L'objectif visé est de couvrir, à l'avenir, grâce à un processus unique, sans rupture de média et par voie électronique, l'ensemble des étapes de la procédure relative au trafic transfrontalier de marchandises. Le processus mis en place doit permettre le traitement annuel en douane de plus de 22 millions de déclarations d'importation, de près de 7 millions de déclarations d'exportation et de plus de 7,8 millions d'envois dans le cadre des divers régimes, par exemple du trafic de perfectionnement ou des admissions temporaires, et j'en passe.
Lors de l'élaboration des processus, les attentes principales des différentes associations économiques ont été prises en compte à l'occasion d'un séminaire organisé au printemps 2016. Chez Novartis, par exemple, il y a une déclaration par minute adressée à l'intention de l'Administration fédérale des douanes.
Cette rationalisation et optimisation des traitements des déclarations devraient générer des économies de l'ordre de 125 millions de francs pour les milieux économiques. Notons encore que les recettes de l'Administration fédérale des douanes se sont élevées à 21,5 milliards de francs en 2015, soit près du tiers de celles de la Confédération.
Le groupe PDC salue le fait que l'introduction de processus simples et efficaces au sein de l'administration générera une hausse de la production avec une réduction d'environ 20 pour cent des coûts administratifs dans les domaines concernés. Cette hausse de l'efficience permettra d'affecter des ressources supplémentaires à la sécurité et aux frontières ou encore de réduire l'effectif de l'Administration fédérale des douanes grâce aux départs naturels.
Concernant les coûts du programme Dazit, selon le Département fédéral des finances, l'estimation est la meilleure possible, compte tenu de la durée du projet - 9 ans, cela a été dit -, et des incertitudes technologiques. Cette estimation a d'ailleurs été validée par la société fiduciaire KPMG, qui partage l'avis du département. C'est un crédit d'ensemble de 393 millions de francs qui est demandé au Parlement, pour la réalisation de sept projets durant la période qui va de 2018 à 2026, avec une réserve de 31,7 millions de francs.
Le groupe PDC cautionne le pilotage financier proposé, mis en oeuvre par le Parlement et le Conseil fédéral, et fondé sur la base de quatre tranches de validation délimitées dans le temps et au niveau du contenu.
Afin d'améliorer le pilotage financier du programme Dazit, le Département fédéral des finances propose de subdiviser la première tranche d'un montant total 194,7 millions de francs en deux tranches: la tranche 1a de 71,7 millions et la tranche 1b d'un montant de 123 millions. L'approbation du crédit d'ensemble relatif à Dazit entraîne la validation de la partie 1a; la validation de la partie 1b incombe au chef du département et devrait intervenir vers fin 2018. Les projets respecteront les critères Hermes. Les deuxième, troisième et quatrième tranches, pour des montants respectifs de 89,6 millions, 59,2 millions et 49,5 millions seront libérées par le Conseil fédéral après validation de la tranche précédente.

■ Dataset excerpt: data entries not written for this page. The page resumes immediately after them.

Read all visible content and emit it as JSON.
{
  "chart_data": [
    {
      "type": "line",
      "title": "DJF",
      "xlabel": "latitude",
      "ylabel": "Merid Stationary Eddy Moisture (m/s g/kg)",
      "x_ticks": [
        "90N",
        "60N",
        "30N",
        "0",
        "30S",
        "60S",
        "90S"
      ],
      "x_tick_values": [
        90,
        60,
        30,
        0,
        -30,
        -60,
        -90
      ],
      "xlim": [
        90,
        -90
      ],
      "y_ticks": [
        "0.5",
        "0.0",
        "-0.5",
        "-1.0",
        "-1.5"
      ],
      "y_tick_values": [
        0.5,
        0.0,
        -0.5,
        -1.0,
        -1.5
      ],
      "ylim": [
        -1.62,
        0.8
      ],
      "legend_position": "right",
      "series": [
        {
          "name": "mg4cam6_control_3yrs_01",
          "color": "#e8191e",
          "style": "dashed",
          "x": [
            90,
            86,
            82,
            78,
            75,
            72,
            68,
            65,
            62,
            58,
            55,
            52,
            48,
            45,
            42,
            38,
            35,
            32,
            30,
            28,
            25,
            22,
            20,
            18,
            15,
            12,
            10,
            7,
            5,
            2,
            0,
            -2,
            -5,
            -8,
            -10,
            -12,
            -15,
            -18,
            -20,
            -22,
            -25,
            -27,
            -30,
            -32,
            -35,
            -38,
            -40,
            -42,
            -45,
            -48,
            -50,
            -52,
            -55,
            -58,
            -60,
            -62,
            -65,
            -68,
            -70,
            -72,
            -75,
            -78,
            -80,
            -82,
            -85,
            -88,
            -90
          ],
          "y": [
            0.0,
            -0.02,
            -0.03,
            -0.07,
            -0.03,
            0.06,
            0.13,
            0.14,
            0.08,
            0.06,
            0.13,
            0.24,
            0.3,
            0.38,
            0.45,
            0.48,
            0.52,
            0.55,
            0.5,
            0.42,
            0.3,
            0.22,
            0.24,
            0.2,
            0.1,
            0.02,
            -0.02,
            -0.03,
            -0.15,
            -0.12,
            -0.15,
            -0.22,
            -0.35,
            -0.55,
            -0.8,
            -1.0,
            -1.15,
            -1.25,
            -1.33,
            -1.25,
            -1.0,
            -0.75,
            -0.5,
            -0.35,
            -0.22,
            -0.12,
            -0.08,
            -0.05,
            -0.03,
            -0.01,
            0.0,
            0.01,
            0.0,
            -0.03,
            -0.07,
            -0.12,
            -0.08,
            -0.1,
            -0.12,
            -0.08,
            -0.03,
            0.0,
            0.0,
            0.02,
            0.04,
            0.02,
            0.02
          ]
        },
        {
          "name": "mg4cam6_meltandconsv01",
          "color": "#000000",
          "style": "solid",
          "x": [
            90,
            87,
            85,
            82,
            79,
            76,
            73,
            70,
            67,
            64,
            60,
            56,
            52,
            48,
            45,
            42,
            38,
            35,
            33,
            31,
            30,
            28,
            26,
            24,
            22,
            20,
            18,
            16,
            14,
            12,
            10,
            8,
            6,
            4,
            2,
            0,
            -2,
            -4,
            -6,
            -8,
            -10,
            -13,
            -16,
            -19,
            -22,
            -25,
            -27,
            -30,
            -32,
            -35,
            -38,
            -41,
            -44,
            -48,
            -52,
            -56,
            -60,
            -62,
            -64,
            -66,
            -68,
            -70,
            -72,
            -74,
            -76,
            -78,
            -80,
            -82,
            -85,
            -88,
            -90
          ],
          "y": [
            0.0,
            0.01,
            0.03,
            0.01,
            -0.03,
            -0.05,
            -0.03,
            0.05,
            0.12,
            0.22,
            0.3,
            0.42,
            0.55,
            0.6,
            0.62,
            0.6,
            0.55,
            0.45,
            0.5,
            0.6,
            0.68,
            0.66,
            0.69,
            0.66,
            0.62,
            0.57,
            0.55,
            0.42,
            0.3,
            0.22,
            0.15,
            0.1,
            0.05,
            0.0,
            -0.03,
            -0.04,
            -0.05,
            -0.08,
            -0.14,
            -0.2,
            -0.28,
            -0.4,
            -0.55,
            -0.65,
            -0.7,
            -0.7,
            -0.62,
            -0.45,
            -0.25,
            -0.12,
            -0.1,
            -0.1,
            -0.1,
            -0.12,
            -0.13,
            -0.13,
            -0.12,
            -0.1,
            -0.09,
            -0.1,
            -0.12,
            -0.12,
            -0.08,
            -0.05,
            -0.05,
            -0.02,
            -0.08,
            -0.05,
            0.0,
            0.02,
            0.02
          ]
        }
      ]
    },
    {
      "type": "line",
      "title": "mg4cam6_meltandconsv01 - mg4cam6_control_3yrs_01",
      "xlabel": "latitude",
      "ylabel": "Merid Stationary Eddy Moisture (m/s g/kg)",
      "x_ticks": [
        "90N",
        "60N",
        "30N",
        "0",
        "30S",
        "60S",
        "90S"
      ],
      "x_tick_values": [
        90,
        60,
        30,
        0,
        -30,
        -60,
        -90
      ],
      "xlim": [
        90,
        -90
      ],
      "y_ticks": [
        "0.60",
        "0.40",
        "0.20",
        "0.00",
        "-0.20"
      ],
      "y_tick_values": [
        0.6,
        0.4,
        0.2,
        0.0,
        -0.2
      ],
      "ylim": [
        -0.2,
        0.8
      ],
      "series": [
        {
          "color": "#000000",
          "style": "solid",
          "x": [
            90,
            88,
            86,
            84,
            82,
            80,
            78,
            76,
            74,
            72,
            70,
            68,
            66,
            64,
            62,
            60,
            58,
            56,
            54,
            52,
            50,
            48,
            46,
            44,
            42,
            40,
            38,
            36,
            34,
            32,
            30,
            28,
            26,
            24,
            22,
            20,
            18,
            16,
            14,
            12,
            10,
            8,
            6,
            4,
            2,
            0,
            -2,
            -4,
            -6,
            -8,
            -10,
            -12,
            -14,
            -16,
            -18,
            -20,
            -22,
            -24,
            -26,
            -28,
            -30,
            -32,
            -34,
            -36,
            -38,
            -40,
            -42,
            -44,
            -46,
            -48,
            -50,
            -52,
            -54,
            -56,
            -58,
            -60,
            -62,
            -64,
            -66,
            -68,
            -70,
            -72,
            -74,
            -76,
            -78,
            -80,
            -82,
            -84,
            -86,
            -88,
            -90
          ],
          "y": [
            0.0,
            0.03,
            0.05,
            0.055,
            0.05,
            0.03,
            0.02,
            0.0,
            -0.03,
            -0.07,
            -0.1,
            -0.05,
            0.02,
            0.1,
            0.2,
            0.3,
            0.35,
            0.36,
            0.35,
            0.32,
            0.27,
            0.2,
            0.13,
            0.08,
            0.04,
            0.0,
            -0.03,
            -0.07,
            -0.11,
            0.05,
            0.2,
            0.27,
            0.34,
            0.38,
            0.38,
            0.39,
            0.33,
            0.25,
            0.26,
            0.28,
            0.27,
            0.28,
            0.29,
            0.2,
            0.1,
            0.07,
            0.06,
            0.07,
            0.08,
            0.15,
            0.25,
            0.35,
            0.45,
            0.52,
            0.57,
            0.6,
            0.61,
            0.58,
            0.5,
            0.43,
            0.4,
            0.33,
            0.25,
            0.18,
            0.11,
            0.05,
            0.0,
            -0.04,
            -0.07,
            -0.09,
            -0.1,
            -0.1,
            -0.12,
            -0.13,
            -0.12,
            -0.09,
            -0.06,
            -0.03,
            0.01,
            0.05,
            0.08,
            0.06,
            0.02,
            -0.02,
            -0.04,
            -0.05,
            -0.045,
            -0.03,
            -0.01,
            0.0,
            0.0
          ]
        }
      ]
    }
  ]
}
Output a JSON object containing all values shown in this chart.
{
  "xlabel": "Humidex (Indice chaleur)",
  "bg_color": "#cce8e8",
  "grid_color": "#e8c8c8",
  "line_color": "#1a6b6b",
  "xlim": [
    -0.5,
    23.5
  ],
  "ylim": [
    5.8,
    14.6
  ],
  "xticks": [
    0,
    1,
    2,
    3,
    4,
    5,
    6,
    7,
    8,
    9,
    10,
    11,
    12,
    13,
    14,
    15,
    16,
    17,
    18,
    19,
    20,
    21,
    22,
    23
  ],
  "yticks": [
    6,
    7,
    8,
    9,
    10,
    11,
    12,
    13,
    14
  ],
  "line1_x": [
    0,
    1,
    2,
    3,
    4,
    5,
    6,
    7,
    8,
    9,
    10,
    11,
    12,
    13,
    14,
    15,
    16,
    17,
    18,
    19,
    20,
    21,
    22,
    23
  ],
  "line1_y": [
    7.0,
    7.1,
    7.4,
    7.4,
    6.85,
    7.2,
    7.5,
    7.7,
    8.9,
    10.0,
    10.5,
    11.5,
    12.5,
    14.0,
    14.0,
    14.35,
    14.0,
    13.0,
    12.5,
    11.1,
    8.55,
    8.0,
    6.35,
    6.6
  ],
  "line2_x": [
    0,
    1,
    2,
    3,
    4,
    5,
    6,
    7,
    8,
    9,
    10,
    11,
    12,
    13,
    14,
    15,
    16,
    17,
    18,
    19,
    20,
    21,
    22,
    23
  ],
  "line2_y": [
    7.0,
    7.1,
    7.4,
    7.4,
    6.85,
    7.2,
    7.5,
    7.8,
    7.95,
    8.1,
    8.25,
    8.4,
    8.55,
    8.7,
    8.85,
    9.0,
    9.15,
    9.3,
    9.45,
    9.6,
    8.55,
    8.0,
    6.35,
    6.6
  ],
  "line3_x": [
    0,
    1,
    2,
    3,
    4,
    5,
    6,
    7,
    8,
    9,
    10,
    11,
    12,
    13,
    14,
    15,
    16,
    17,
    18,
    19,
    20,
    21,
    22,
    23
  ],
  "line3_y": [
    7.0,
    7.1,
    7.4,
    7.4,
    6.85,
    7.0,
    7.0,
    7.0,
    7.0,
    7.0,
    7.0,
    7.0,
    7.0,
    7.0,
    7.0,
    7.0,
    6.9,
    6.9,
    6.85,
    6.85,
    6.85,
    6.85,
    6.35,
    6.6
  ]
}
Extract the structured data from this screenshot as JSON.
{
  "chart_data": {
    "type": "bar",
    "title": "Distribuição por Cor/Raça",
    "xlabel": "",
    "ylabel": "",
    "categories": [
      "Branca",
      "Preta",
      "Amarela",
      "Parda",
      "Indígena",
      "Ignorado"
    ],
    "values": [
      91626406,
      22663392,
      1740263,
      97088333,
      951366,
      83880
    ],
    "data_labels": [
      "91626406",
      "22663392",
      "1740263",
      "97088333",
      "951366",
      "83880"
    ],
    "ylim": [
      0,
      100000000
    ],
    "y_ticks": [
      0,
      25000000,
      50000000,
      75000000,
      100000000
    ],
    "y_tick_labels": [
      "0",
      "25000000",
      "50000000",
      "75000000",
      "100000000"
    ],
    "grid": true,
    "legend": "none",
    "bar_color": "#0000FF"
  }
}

Le pilotage financier implique directement la responsabilité du Conseil fédéral, ce qui ne peut être que bénéfique pour la réalisation et la maîtrise des coûts du programme Dazit. D'ailleurs, s'agissant de la maîtrise des coûts et des éventuels dérapages des projets, force est de constater que le programme Dazit est considéré comme un projet informatique clé et que, à ce titre, il fera l'objet de rapports semestriels à l'intention de la Délégation des finances, qui informera à son tour la Commission des finances. Pour celle-ci, tout rapport annuel externe serait superflu, le système de surveillance mis en place à la suite de l'affaire Insieme étant considéré suffisant et une multiplication des rapports étant considérée comme une dilution des responsabilités.
En conclusion, pour le groupe PDC, le projet est prêt et doit être engagé! C'est à l'unanimité que mon groupe acceptera le crédit d'ensemble de 393 millions de francs pour la concrétisation du programme Dazit.